В начало
В этом
городе были места, в которых время было почти неподвижно: где-нибудь в
музыкальном симфоническом пространстве, когда на сцене ровный бездневный
свет, и музыка обозначает и означает присутствие как таковое. Она поддерживала
непрерывность нашего пребывания. Но стоило с усилием пройти через мнимо
непроницаемую каменную стену, и все могло измениться. За музыкальной стеной
было узкое ущелье между Залом имени Чайковского и театром Сатиры (превращенным
из театра Оперетты, бывшим еще раньше Мюзик-Холлом), где стоял нерушимый
константный камертонный запах помойки и еще один техногенный томительный
запах из ноздрей вентиляторов, который между серых шершавых стен был лишь
здесь. Однако из просвета улицы освежающим потоком в дожде и огнях появлялось
время, где слышалась французская речь мелодии или итальянское видение
какой-нибудь занесенной кинокартины, и обрывки незнакомых городов возникали
явно.
Ты мог оказаться в месте другом, где, допустим,
Мидзогути соткет, сплетет, сольет воедино молоко кинополотна нашего подпольного
сознания и внешнего города, в которых были не только неназываемый Париж,
но и неназванная Москва. В 70-х мы жили, возможно, в Москве подсознания
тех, кто не видел настоящей Москвы. Таких же, как мы, оторванных от реальности
жителей иных стран. Мы находились в церемонности каменного "Иллюзиона",
где можно было спать в демократических шубах, не боясь отморозить нос.
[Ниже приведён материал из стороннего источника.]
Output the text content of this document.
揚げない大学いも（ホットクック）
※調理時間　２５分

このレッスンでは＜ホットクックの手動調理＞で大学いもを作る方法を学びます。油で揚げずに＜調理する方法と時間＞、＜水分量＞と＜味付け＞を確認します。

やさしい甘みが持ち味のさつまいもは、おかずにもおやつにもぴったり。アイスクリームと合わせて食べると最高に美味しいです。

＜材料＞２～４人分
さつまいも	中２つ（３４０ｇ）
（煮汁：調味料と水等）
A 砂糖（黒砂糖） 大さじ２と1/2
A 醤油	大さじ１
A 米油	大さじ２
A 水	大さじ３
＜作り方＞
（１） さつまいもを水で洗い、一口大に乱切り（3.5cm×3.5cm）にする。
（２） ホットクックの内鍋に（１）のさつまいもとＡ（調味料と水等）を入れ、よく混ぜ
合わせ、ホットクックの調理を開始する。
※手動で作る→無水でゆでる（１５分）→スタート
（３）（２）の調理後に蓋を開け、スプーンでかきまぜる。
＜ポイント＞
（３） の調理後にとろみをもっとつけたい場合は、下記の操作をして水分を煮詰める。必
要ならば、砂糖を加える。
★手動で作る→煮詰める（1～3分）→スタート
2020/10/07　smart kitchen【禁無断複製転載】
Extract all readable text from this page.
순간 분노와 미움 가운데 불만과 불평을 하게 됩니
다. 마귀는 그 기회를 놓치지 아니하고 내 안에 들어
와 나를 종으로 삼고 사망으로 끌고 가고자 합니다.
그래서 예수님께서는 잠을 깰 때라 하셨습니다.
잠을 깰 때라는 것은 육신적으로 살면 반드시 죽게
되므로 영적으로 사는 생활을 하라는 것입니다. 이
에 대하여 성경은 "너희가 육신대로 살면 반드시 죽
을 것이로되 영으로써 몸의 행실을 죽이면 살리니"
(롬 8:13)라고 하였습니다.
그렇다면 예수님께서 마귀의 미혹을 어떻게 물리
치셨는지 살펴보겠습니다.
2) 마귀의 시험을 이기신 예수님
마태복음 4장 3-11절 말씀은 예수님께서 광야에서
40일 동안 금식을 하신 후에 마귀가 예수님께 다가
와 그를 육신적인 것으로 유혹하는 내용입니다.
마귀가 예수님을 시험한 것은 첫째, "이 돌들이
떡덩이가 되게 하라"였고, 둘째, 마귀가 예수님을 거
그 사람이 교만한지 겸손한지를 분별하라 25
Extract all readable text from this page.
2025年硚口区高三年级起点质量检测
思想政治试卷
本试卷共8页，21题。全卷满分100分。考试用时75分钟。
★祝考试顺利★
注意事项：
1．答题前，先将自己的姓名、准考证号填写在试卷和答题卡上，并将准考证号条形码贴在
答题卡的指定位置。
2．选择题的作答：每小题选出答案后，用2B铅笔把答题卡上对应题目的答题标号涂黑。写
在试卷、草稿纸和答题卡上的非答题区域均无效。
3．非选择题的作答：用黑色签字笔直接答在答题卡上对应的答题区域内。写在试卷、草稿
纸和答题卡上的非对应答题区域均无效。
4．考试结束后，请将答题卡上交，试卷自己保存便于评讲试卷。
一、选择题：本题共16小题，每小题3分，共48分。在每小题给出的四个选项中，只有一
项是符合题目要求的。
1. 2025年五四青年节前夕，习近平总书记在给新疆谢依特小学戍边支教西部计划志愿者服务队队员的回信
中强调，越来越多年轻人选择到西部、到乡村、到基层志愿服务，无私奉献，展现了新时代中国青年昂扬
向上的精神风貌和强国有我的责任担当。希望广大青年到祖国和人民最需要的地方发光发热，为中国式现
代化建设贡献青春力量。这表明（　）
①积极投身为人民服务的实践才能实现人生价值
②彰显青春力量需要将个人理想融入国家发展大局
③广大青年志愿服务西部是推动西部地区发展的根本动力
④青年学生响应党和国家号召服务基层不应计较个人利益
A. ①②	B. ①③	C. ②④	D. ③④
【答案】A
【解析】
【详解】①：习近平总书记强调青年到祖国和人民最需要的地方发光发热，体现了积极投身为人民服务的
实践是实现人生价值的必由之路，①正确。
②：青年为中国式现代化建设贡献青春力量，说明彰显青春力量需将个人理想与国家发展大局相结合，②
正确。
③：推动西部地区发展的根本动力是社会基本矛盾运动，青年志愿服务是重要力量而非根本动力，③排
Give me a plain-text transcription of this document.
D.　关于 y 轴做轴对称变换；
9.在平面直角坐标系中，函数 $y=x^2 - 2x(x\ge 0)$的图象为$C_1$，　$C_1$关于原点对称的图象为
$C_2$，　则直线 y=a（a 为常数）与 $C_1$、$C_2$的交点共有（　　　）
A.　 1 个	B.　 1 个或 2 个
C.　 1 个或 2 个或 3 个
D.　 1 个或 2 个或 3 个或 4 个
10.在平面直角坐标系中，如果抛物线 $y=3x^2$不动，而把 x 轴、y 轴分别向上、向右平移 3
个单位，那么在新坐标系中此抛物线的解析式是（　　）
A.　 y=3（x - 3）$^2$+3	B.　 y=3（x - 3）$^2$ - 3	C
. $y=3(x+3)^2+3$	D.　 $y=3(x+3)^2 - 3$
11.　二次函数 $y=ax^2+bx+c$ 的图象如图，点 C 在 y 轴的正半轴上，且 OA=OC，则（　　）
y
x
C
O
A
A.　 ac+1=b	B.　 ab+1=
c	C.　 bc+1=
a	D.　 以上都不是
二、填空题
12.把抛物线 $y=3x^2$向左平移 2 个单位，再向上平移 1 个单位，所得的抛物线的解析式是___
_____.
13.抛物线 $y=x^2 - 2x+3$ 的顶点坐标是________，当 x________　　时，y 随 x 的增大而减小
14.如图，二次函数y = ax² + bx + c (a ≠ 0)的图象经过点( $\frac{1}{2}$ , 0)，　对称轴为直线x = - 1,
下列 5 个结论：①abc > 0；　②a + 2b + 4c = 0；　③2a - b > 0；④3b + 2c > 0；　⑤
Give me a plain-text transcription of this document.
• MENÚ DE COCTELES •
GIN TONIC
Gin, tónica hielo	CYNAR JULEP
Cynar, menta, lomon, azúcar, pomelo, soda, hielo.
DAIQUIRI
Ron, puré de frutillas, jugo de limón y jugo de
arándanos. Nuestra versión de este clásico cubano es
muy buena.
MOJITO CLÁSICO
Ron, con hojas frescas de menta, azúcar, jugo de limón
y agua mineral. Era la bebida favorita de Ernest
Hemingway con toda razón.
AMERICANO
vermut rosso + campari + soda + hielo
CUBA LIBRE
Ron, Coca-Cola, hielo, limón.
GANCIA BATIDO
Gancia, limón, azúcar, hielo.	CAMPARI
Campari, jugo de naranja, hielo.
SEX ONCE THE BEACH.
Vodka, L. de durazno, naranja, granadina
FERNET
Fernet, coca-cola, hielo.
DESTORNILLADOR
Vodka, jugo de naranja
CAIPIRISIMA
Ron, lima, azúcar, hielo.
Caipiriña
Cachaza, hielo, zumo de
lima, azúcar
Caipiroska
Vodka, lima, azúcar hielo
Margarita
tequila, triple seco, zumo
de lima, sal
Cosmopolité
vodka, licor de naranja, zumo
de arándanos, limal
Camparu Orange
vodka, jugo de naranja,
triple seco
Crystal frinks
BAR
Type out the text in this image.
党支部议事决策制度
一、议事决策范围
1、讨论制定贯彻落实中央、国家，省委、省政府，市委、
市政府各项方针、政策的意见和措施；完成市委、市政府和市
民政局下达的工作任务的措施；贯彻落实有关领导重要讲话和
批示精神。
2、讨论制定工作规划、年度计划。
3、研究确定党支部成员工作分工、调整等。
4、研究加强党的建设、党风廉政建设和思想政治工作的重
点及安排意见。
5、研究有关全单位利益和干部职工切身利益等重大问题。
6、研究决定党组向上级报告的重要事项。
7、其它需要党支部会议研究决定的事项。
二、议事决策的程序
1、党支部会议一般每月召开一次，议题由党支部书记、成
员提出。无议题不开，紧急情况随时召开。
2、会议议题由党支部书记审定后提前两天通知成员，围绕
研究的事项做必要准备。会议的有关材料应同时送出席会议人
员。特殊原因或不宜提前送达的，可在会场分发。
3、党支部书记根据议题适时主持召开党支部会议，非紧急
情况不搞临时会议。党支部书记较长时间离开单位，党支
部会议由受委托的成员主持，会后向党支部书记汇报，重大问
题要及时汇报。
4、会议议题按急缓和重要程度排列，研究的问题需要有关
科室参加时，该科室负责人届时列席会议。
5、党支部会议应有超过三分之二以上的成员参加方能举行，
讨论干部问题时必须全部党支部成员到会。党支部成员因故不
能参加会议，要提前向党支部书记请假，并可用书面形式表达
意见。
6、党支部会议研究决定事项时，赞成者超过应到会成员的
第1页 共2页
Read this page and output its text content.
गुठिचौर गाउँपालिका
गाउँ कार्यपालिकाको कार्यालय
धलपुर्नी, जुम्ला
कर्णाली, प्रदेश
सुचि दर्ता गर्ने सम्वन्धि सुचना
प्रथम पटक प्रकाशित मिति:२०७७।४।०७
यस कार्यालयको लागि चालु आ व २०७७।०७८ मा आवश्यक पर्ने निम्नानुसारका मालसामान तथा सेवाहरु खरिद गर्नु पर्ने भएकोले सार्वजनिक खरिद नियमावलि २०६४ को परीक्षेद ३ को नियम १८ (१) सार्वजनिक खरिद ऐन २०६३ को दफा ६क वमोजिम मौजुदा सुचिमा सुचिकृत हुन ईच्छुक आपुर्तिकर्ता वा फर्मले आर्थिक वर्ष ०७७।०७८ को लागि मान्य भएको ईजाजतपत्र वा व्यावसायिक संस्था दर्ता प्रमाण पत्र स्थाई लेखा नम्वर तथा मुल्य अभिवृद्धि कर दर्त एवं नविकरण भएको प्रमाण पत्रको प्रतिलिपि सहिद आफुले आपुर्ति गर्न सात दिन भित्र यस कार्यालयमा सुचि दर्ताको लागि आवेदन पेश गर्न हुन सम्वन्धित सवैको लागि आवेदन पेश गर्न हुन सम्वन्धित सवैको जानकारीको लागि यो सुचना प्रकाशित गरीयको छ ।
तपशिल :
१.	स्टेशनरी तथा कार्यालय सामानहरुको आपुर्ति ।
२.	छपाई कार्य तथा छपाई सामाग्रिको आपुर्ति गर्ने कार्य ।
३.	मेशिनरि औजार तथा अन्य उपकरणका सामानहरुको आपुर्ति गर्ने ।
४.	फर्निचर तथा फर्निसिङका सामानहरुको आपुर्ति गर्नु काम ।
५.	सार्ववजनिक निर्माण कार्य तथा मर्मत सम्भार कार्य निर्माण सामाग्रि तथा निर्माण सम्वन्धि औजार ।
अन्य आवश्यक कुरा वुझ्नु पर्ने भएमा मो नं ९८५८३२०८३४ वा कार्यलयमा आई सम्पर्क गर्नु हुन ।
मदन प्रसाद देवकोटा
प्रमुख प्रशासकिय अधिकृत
Там не шел снег, там лишь струился с экрана обезжиренный плотный свет,
готовый стать видением волны или неведомого архитектурного контура на
горизонте. Мы могли вырастить недоступное здание Котельнической высотки,
обступавшее со всех сторон, но скрытое от наклонного паркетного пола кинозала
за семью печатями.
Ожог мог оставить отметку на границе рукава и
кожи и подсказать, что образы сознания и реальности способны если не соединиться,
то находиться поблизости. Те города, которые мы только называли Париж,
Лондон или Берлин, стали ныне неуловимыми нереальными городами. Раскопки
их сомнительнее и труднее, чем засыпанных тысячелетиями мифических городов-крепостей.
Мы не готовы к реконструкции или реставрации памяти. Слишком сильны были
новые впечатления, которые как новостройка победили древность. Однако
те города важнее, даже если они и кажутся медленно угасающими – так расцветают
вначале трупы срезанных цветов. Видения прекрасной действительности скрыли
нас самих. Если мы хотим воссоздать план человека-города, где ты связан
с другими не в абстрактных утопиях, но в живом русле проточных улиц, то
надо вести воспоминание в будущее, пусть кажущееся боковым ответвлением
настоящего грядущего. Пусть лишь случай, случайный шанс остановит тебя.
В таком двойном городе наша память – проект,
ибо видения исчезнувших на наших глазах зданий подобны современным полупрозрачным
зеленоватым занавесям, наброшенным на строительные леса, город своей теснотой
говорит о времени, когда видения воссоединятся с мгновенной реальностью.